Stanley V. Illinois Essay, Research Paper
Stanley v. Illinois
92 S.Ct. 1208 ( 1972 )
Nature of Case: The complainant is Peter Stanley. He said that his rights to equal protection of the jurisprudence under the 14th Amendment have been violated. He believes that the Illinois jurisprudence that makes kids of unwed male parent? s wards of the province upon decease of the female parent violated his rights.
Facts: Joan and Peter Stanley lived intermittently together for 18 old ages, in which they had 3 kids. When Joan Stanley died, Stanley? s kids were declared wards of the province and placed with tribunal appointed defenders after a dependence hearing by the State of Illinois. Stanley claimed that he had ne’er been shown to be an unfit parent. He believed that since married male parents and unwed female parents could non be deprived of their kids without turn outing this, neither should he. The Illinois Supreme Court accepted the fact that Peter Stanley? s softness had non been proven but rejected that he was deprived of his rights under the 14th amendment.
Issue: Did the State of Illinois violate the Equal Protection Clause when it denied Peter Stanley a hearing on his fittingness to maintain his kids?

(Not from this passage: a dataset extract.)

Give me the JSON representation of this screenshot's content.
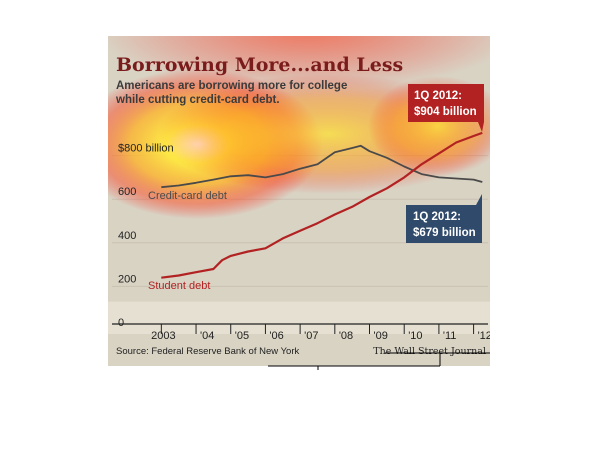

Keeping: Yes, a hearing is guaranteed by equal protection under the jurisprudence, for both married male parents and unwed female parents & A ; unwed male parents.

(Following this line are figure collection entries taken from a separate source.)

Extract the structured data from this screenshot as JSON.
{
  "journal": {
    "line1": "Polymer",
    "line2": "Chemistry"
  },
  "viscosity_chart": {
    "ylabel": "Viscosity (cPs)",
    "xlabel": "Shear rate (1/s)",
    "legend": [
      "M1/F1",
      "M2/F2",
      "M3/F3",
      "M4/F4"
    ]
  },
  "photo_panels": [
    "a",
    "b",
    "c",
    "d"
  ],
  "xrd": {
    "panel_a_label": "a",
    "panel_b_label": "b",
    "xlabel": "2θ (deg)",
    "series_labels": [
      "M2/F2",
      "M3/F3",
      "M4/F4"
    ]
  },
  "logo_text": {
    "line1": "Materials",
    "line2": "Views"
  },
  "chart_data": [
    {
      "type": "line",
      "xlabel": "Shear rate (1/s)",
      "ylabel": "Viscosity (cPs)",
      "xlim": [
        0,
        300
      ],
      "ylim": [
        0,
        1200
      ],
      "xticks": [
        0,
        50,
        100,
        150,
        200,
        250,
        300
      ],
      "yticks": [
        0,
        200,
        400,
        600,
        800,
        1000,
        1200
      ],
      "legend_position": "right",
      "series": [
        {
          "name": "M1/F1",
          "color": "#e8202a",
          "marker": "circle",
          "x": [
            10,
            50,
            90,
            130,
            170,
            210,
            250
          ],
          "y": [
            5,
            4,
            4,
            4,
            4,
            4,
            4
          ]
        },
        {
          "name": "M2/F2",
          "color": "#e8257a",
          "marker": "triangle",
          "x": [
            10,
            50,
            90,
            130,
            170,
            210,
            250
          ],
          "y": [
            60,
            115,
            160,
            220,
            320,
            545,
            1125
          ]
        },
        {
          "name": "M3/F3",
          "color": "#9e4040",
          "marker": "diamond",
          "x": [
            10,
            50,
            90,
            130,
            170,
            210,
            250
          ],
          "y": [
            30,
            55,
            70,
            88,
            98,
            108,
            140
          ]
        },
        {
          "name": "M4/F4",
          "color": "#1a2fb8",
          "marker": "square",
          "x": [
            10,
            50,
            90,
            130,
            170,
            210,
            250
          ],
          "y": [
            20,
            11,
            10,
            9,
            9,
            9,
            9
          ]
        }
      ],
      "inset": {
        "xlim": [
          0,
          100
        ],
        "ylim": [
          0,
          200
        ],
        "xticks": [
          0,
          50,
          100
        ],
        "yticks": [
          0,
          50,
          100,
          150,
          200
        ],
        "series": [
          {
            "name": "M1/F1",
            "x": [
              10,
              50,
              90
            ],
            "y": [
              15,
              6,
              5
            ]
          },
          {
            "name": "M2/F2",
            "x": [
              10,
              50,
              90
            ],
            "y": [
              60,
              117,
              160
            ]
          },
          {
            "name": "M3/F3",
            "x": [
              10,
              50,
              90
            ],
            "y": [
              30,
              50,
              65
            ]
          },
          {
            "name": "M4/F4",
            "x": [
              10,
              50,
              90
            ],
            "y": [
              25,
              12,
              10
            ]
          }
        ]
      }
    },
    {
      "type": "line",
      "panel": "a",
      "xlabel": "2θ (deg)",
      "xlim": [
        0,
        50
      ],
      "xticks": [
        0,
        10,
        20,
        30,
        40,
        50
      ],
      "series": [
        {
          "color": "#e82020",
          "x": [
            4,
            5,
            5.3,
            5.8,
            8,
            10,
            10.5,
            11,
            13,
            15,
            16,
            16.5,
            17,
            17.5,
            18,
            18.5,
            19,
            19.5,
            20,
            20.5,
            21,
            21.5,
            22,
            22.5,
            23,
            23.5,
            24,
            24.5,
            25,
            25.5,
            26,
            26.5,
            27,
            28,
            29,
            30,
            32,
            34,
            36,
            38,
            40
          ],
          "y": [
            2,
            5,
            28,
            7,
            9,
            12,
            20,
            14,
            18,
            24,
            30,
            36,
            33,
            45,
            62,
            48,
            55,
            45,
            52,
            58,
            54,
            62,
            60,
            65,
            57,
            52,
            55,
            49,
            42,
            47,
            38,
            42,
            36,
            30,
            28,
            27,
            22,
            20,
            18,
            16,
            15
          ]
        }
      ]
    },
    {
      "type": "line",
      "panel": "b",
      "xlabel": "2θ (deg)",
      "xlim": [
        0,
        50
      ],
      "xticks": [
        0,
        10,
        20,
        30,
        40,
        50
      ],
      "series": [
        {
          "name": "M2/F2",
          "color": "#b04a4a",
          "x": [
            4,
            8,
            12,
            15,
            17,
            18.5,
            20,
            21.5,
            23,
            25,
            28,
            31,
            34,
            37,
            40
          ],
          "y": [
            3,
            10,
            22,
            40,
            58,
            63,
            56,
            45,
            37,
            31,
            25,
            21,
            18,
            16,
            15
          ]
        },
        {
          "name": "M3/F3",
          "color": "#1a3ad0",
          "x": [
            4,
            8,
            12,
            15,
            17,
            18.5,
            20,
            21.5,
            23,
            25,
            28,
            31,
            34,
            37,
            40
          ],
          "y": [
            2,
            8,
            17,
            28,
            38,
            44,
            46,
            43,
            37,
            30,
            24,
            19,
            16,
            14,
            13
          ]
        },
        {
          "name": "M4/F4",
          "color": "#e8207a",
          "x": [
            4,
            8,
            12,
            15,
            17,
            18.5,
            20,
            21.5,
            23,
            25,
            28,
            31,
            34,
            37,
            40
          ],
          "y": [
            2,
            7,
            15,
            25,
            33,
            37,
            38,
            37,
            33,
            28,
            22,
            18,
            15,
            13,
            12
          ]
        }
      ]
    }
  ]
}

Rule: 1. Justice White, speech production for the bulk believes that the determination in this instance is similar to Bell v. Burson, in which held that the province could non strip a individual of there drivers license refering to a hurrying
violation without a hearing. He stated: “The states interest in caring for Stanley?s children is de minimis if Stanley is shown to be a fit father. It insists on presuming rather than proving Stanley?s unfitness solely because it is more convenient to presume than to prove. 2. They concluded that all Illinois parents are constitutionally entitled to a hearing on their fitness before their children are removed from their custody. Denying such a hearing to Stanley and those like him while granting it to other Illinois parents is inescapably contrary to the Equal Protection Clause. 3. The rule of law that justifies the holding of the case is: “It is cardinal with us that the custody, care, and nurture of the child reside first in the parents, whose primary function and freedom include preparation for obligations the state may neither supply nor hinder” (Prince v. Mass.). 4. “The integrity of the family unit has found protection in the due process clause of the Fourteenth Amendment, and the Ninth Amendment.” We observed that the State registers no gain towards its declared goals when it separates children from the custody of fit parents. 5. Indeed, if Stanley is a fit father, the state spites its own articulated goals when it needlessly separates him from his family”. One might fairly say of the Bill of Rights in general, and the Due Process Clause in particular, that they were designed to protect the fragile values of a vulnerable citizenry from the overbearing concern for efficiency and efficacy that may characterize praiseworthy government officials no less, and perhaps more, the mediocre ones.”